What do the women of Western province and the Fly River have in common?
They're overburdened. And following BHP's compact with the Government of PNG that absolved them of responsibility for the long term impacts of Ok Tedi have meant that gross medical negligence has just compoinded these burdens. Women are the canaries in the mines of community health and well-being. When they start bleeding mysteriously or cramping and coughing and dying without a diagnosis, then we search for people to blame. Not because we are litigious by nature, but because taking credit for this crisis is the only way money will come heal it. Blaming the government for doing what they haven't done since 1984 is not going to solve the problem. If we know anything in PNG, it is this. But the people who continue to benefit directly from the proceeds of this mine, and who have wrapped Harry Potter's Cloak of Invisibility around themselves so effectively as to smudge paper trails and fuel PR teams with news bytes about 'investment' in behalf of the Western Province people, they need to come out from cover now and start to look practically at how they can help. Because no one else in this fiasco has the means to supply proper health care to the Fly River communities, especially the gynecological-oncological care so desperately needed right now.
The canaryinstitute.org and MiningWatch Canada have a publication worth citing here. It's called Overburdened: Understanding the Impacts of Mineral Extraction on Women's Health in Mining Communitie
Health problems arise for women both from the environmental and the social impacts of
mining. The environmental impact on women’s health depends on a range of factors that affect
the duration and kind of exposure to contaminants, such as the kinds of minerals mined, the
type of mining (open pit to underground), the technology used, the size of operations, and the
methods of waste disposal and water treatment used. Lands, water bodies, air, and the environment
are polluted due to the release of toxic wastes, dust generated by blasting and excavation,
and the dumping of mine wastes and overburden in the surrounding lands and rivers.

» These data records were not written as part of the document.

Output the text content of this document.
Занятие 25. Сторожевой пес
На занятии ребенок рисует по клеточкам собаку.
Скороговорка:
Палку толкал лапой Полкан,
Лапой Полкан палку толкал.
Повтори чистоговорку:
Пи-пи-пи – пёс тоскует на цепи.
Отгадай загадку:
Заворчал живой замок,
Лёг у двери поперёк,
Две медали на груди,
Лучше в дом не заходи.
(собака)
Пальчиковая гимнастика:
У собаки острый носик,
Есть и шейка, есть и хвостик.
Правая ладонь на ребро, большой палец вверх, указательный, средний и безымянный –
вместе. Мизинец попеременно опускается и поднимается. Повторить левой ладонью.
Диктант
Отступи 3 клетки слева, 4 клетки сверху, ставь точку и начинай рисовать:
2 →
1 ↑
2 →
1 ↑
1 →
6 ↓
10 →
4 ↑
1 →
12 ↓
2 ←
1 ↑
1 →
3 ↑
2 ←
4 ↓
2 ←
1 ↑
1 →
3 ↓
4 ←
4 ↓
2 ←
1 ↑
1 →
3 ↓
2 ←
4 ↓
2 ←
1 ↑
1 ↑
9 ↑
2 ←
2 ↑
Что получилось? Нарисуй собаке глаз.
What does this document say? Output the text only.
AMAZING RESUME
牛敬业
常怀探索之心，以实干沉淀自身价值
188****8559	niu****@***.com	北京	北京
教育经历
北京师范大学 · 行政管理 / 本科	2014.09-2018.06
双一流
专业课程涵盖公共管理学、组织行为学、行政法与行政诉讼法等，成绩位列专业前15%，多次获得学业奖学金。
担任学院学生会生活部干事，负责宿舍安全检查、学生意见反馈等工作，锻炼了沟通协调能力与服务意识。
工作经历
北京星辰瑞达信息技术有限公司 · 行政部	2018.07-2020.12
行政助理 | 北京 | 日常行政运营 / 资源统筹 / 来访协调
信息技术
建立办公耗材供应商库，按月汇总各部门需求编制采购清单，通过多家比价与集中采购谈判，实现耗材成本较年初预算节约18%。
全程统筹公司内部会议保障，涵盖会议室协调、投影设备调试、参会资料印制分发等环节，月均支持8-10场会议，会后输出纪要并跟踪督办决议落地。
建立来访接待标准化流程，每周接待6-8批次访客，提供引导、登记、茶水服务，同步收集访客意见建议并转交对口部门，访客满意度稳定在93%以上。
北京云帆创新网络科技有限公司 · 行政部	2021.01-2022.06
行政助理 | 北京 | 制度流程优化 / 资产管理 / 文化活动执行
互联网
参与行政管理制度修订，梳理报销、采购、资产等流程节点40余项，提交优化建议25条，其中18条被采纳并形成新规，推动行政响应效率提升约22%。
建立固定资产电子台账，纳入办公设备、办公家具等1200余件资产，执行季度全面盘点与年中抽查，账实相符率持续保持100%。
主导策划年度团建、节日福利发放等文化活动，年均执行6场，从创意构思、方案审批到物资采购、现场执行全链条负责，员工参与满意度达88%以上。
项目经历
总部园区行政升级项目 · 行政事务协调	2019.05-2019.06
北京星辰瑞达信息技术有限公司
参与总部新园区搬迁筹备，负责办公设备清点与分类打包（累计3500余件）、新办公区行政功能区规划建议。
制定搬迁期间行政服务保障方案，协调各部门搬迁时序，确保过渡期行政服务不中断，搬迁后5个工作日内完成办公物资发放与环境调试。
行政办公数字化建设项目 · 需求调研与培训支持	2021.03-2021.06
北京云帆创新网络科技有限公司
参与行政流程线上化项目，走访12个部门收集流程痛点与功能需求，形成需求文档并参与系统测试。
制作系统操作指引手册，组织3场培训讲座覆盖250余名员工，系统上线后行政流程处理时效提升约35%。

Women may experience the environmental exposure effects of mining in a variety of ways – as
workers in large-scale underground mines or small-scale gold-panning operations; by being exposed
to contaminated dust, air, water, and soil; or by consuming the mining-contaminated
fish, wildlife, plant food, and drinking water. Social impacts experienced by women include
poverty, sexual exploitation, dislocation, family violence, and workplace harassment....
Many of the health effects of mining on women are linked to the social determinants of health –
especially gender equality and socioeconomic status. Resolving the problems inherent to gender,
mining, and health will require that women’s status be raised in all sectors, including the
social and economic sectors. Without this, as natural resources grow scarcer, women’s health
burden from mineral exploitation will only continue to grow.